Palast der Republik

A tour of East Germany’s short-lived people’s palace.

The Humboldt Forum, Germany’s answer to the British Museum and the Louvre of Paris, reopened this month in the rebuilt Berlin Palace after almost two years of controversy and debate.

The Forum combines the collections of the Ethnological Museum of Berlin and the Museum of Asian Art, with many pieces acquired (or stolen) during the colonial era.

The building is a reconstruction of the Hohenzollern residence that was torn down by East German authorities in 1950 to make way for the Palast der Republik, which was itself torn down post-reunification. Both demolitions were controversial — and both, I think, were a mistake. (Although renovating the asbestos-filled Palast might have been more expensive than knocking it down and building something new.)

The Palast was designed by architect Heinz Graffunder and the Building Academy of the German Democratic Republic in the modernist style and opened in 1976. In addition to the unicameral, and toothless, parliament of communist East Germany, it contained two large auditoria, art galleries, a bowling alley, restaurants and a theater.

Let’s take a tour.

Foyer

Visitors — the Palast was open every day from 10 in the morning to midnight — entered through a massive foyer with marble floors, a large glass flower and 1,001 lamps. The space was lampooned by East and West Germans alike as “Erichs Lampenladen“, or lamp shop, after the long-ruling East German leader, Erich Honecker.

Sixteen paintings by the young republic’s preeminent artists, including Bernhard Heisig and Wolfgang Mattheuer, lined the walls. All attempted to answer the same question: Dürfen Kommunisten träumen? (Are communists allowed to dream?) The answer came a quarter-century later.

Staircase

True to its promise to be a “house of the people,” the entire Palast was accessible to visitors. (In stark contrast to the controls and restrictions East Germans faced everywhere else.) One large central staircases, several smaller stairs and sixteen escalators connected the five levels of the building.

Großer Saal

The pride of the Palast was the Großer Saal, or Great Hall, where East Germany’s ruling Socialist Unity Party would hold its annual congresses. The auditorium could seat up to 5,000 people, but movable walls could reduce the 1,000-square-meter space depending on the needs of the event. Classical music concerts were held there, as were rock concerts in the 1980s.

Plenarsaal

The plenary chamber was used for meetings of the Volkskammer (People’s Chamber), constitutionally the highest organ of the East German state but in reality subservient to the ruling party.

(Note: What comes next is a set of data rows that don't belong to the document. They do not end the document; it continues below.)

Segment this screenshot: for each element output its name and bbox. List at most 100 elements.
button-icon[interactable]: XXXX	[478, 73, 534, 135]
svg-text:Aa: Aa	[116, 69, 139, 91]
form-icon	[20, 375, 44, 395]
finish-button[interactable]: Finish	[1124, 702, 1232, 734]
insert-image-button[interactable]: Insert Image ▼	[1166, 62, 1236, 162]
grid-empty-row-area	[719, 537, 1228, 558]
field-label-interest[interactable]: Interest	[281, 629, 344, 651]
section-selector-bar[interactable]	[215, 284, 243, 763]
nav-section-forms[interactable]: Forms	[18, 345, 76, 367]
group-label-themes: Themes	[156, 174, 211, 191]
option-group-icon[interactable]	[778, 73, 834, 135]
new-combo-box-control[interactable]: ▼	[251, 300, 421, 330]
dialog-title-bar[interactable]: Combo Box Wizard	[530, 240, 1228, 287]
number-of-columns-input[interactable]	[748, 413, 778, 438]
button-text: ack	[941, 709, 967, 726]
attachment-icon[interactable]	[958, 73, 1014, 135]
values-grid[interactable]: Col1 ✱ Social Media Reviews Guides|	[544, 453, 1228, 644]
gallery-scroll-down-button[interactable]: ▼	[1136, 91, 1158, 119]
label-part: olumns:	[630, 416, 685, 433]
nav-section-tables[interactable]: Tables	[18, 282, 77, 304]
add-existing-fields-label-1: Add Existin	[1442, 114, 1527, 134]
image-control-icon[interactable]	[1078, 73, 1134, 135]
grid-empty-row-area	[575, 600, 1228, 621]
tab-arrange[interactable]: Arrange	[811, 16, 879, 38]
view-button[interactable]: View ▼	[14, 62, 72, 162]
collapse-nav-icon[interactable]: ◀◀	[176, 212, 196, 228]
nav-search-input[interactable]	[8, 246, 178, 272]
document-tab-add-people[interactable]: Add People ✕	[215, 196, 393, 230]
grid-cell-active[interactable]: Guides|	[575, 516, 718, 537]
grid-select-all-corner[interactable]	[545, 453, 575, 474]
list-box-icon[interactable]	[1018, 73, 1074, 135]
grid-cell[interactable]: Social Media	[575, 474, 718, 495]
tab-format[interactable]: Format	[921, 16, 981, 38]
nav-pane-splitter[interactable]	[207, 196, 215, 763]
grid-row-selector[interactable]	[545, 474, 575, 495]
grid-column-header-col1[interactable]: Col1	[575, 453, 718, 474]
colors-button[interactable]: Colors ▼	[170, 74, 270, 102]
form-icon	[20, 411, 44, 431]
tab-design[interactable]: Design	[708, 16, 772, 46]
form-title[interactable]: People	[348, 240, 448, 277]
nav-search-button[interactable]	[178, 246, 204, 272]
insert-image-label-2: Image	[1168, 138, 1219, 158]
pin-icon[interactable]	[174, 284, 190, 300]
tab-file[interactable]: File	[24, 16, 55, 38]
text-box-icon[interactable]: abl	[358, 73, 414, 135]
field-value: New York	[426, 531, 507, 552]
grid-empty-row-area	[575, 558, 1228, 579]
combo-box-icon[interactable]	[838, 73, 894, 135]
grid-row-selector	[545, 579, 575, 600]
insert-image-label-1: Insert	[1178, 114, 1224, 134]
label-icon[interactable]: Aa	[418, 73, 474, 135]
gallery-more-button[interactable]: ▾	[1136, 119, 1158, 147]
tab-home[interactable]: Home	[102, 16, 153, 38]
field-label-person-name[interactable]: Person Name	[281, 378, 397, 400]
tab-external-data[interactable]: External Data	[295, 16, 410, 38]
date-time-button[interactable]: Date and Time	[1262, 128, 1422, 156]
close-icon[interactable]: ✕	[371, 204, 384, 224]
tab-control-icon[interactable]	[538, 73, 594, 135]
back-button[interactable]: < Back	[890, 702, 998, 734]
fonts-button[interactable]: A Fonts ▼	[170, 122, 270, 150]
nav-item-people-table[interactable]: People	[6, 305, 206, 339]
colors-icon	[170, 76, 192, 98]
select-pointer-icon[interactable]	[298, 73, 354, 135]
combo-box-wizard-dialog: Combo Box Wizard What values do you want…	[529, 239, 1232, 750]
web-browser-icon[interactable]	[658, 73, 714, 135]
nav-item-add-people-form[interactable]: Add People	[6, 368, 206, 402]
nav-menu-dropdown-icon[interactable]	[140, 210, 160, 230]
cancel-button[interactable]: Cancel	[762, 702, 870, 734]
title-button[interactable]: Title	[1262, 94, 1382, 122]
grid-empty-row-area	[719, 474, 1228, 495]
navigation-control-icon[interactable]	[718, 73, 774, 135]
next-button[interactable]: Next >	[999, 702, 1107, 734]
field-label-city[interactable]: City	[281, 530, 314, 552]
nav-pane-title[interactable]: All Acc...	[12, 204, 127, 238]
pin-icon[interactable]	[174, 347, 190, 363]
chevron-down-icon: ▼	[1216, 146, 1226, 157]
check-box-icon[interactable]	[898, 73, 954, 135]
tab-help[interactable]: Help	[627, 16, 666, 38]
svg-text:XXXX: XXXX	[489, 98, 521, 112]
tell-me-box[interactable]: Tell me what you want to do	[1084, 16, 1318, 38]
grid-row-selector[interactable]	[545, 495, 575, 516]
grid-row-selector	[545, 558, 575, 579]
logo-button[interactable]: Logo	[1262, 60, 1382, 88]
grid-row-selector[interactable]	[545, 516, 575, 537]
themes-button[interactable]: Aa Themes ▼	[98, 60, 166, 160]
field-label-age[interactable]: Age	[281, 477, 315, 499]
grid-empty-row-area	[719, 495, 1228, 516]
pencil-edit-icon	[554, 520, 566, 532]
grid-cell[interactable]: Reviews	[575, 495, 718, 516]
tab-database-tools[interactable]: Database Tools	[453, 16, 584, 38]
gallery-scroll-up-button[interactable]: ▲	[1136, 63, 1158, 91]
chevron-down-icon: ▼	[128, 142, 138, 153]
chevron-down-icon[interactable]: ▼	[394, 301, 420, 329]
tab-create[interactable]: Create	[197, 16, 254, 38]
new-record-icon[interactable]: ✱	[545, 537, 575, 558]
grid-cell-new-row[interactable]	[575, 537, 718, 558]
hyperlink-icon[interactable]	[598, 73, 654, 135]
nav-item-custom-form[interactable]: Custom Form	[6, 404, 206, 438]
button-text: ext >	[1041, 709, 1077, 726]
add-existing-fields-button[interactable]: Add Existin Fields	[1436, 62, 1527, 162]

The parliament last met after the first and only free election in East German history, in 1990, when it promptly voted to abolish the German Democratic Republic and itself.

Restaurants

Thirteen restaurants and cafeteria were spread across the Palast, including separate beer, espresso, milk, mocha and wine bars.

Other

The Theater im Palast offered classical theater performances as well as contemporary drama, literary readings and guitar concerts. The Jungendtreff (Youth Club) contained two polished stone dance floors in addition to pinball machines and billiards. The office of the president of the Volkskammer — Horst Sindermann from 1976 to 1989 — was furnished in the form-follows-function style favored by East Germany’s official socialist ideology.